自己破産手続き開始決定だけでは債務返済の義務はなくなりません。

裁判所から免責許可決定の通知が出て、はじめて返済義務がなくなります。

自己破産の費用が支払えないときの対処法

「自己破産を行いたいが、費用が高額であるため手続きできない」と考える方も多いのではないでしょうか?

そもそも、借金返済が難しい方が自己破産を検討することから、「自己破産費用がすぐに用意できない」という状況は珍しいことではありません。

以下の対処法から自分に合ったものを選びましょう。

分割払いの相談をする

多くの法律事務所では、分割払いにも対応しています。

自己破産に掛かる費用を1年(12回)程度で分割して、毎月支払いを続けるのです。

弁護士費用をすべて払い終えた時点で、受任通知以降の書類作成などを進めていきます。

受任通知は、初回(1回目)の支払いが済んだ時点で行われ、債権者への返済を行う必要はなくなるのです。

毎月、返済に充てていた金額をそのまま自己破産の分割払いに充てられるため、追加での費用負担は発生しません。

「自己破産費用の分割払い」が、自身で解決できる一番現実的な方法といえるでしょう。

法テラスで相談する

法テラスとは国が設立した法的トラブル解決の総合案内所として、借金問題をメインとした相談を受け付けています。

法テラスでは弁護士費用を立て替えてもらう制度があり、分割払いで法テラスに返済を行う必要があるのです。

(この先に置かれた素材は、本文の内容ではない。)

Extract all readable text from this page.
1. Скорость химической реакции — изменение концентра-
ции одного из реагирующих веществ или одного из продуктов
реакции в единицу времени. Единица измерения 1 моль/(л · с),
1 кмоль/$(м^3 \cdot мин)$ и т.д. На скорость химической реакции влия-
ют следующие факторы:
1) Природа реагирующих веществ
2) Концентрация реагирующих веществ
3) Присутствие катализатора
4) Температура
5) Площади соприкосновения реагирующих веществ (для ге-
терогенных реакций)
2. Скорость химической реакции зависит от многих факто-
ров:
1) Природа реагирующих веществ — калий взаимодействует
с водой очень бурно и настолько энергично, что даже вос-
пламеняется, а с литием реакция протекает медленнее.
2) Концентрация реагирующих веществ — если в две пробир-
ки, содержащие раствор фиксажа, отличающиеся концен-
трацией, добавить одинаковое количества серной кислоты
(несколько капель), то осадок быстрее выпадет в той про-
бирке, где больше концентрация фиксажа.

実際に立て替え制度を利用する場合には、「利用条件」「資力基準」「資産要件」など細かな基準があるため、法テラスのホームページから確認してみてください。

司法書士に依頼する

自己破産を司法書士に依頼することで費用を安価にすることが可能です。

司法書士に自己破産依頼を行うと、以下のような部分で違いは発生します。

1.裁判所へ出廷する回数
・弁護士の場合
裁判所で開催される「免責尋問」1回のみの出廷でOKです。
・司法書士の場合
申立後に裁判所で裁判官と面談するとき(1回目)と、免責尋問(2回目)の合計2回の出廷が必要です。
2.司法書士の場合「免責尋問」「債権者集会」に出席できない
自己破産手続きが「同時廃止」で進む可能性が高い場合には、司法書士への相談も検討しましょう。

まとめ

フリー素材この記事では、自己破産手続きの概要からメリット・デメリット、自己破産費用が支払えない場合の対処法に触れて解説してきました。

以下、本記事のまとめです。

  • 「自己破産」とは、法律上の借金の支払い義務を免責する手続きである
  • 「自己破産」を行うと、車・住宅・土地などを手放す必要がある
  • 「自己破産」では「同時廃止」「管財事件」「少額管財」の3つの手続きに分類される
  • 法律事務所によっては、自己破産費用を「分割払い」にすることも可能である
  • 法テラスでは自己破産費用を立て替える制度も用意されている

自己破産手続きは、債務をすべて免責する大きな減額効果がありますが、資産を手放す必要がある等のデメリットも大きいです。

目先のメリットだけにとらわれずに、デメリットも理解したうえで手続きを進めることが求められます。

「法律事務所への無料相談」「借金減額シミュレーター」などを利用しながら、自分の状況に合った債務整理方法を検討することが大切です。